Walter, Bentley, Tiger Stinky.


----------



## twinkles (Jul 31, 2021)

bubbles if its a girl----butch if its a boy


----------



## Phoenix (Jul 31, 2021)

Gift.


----------



## Chris P Bacon (Jul 31, 2021)

Lassie


----------



## OneEyedDiva (Jul 31, 2021)

debodun said:


> Assuming it's a male - Winston


OMG Deb! Before I saw your reply, I looked at that cat and thought "he or she looks kind of regal"...I'll say Winston!  Honest!

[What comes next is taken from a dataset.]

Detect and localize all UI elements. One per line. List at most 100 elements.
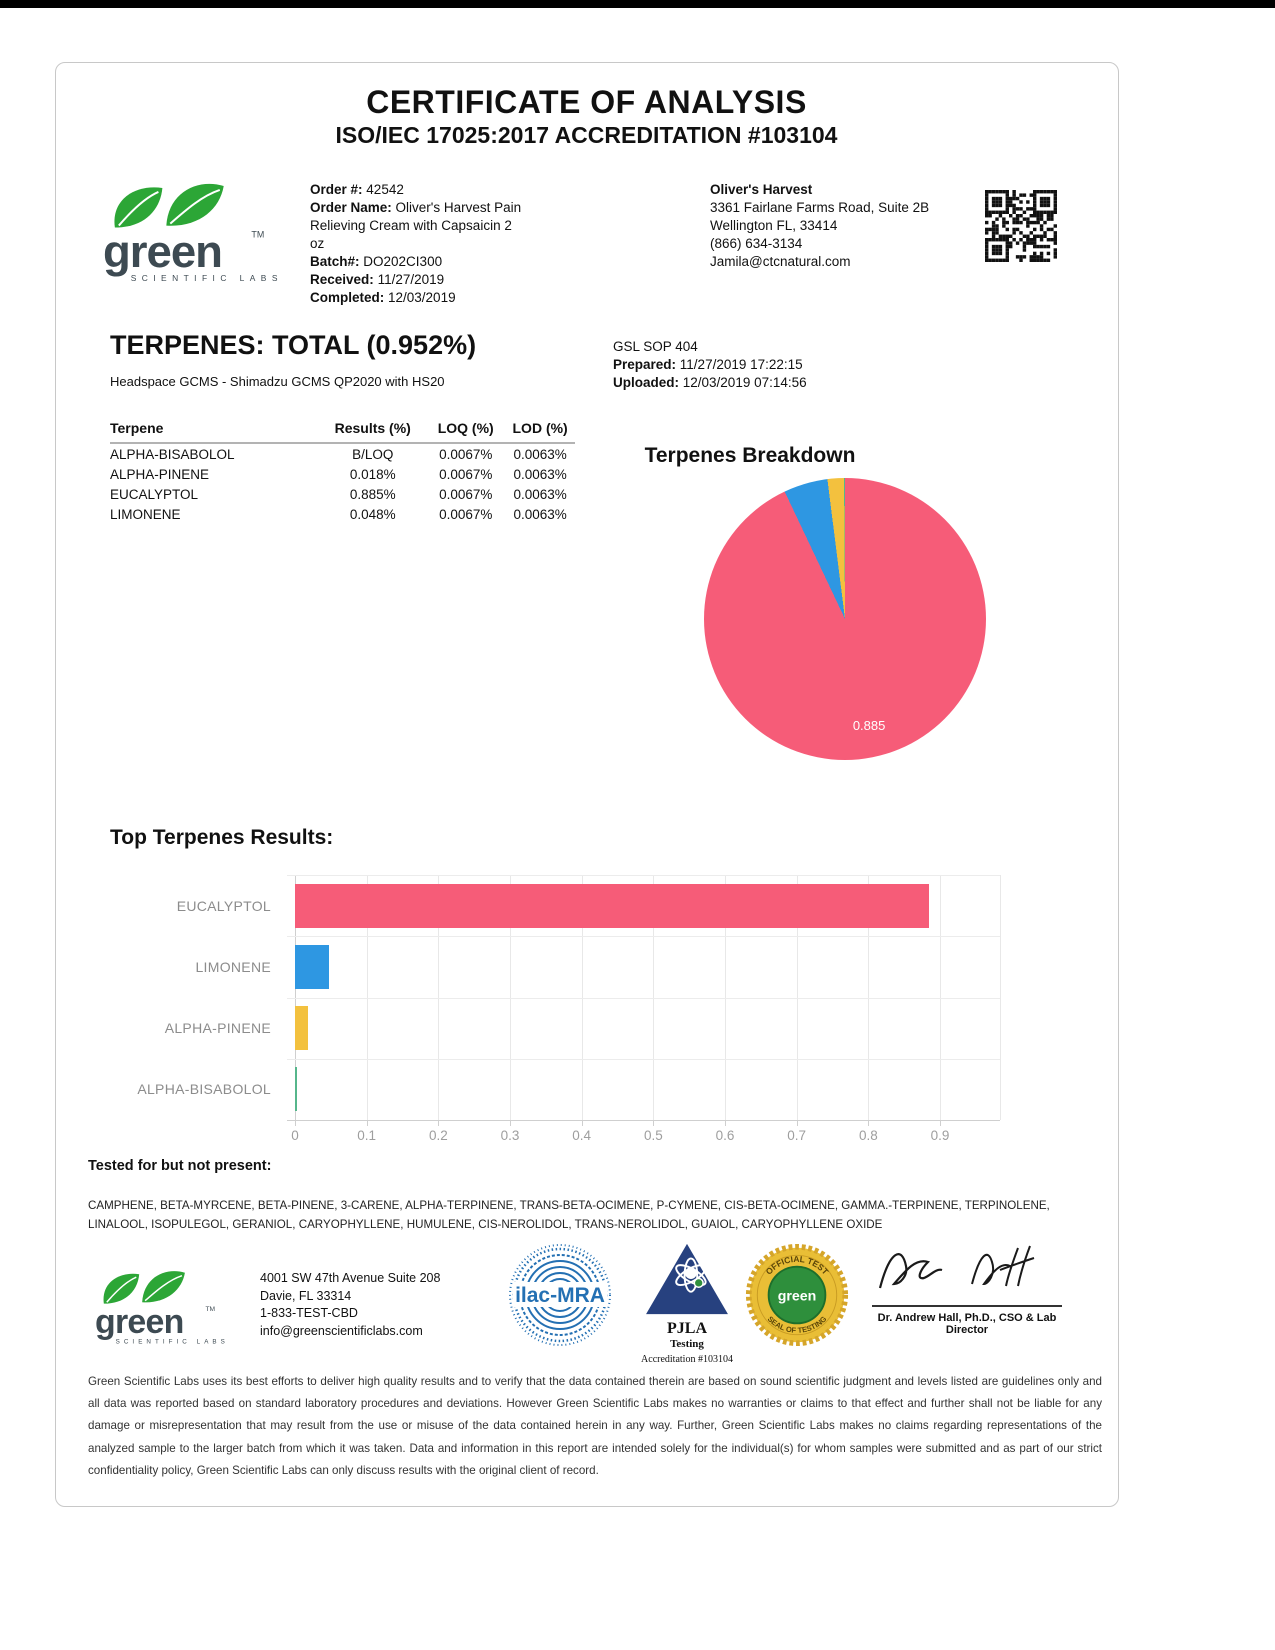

@twinkles I've always liked the nickname Bubbles. The big brother of my BFF when I was in school had a fun friend they called Bubbles.


----------



## drifter (Jul 31, 2021)

I likes Boots.


----------



## Kadee (Aug 1, 2021)

Beautiful little” girl “ ? Angel if it’s a she


----------



## Tommy (Aug 1, 2021)

Seyayte (pronounced see-aye'-tee).  Try saying it out loud.


----------



## SmoothSeas (Aug 1, 2021)

So, let us know when you decide...


----------



## Pinky (Aug 1, 2021)

Peanut


----------



## charry (Aug 1, 2021)

Treacle


----------



## Gary O' (Aug 1, 2021)

Pinky said:


> Boots or Socks


That's where I'd go

but

I'd make it *Danner*


----------



## Wren (Aug 1, 2021)

Shadow


----------



## Sliverfox (Aug 1, 2021)

Even tho  our pup has a name,, seems I'm calling him *buddy* more often.


----------



## Been There (Aug 1, 2021)

Trouble, Wilson, Beau, Bingo, I never had any animals, so I am at a loss for names.
My friend has a cat named Blue because of her blue eyes.


----------



## Knight (Aug 1, 2021)

Stray 

Named after the way she entered your life.


----------



## Pinky (Aug 1, 2021)

Hope


----------



## Sliverfox (Aug 6, 2021)

What name did you decide on?


----------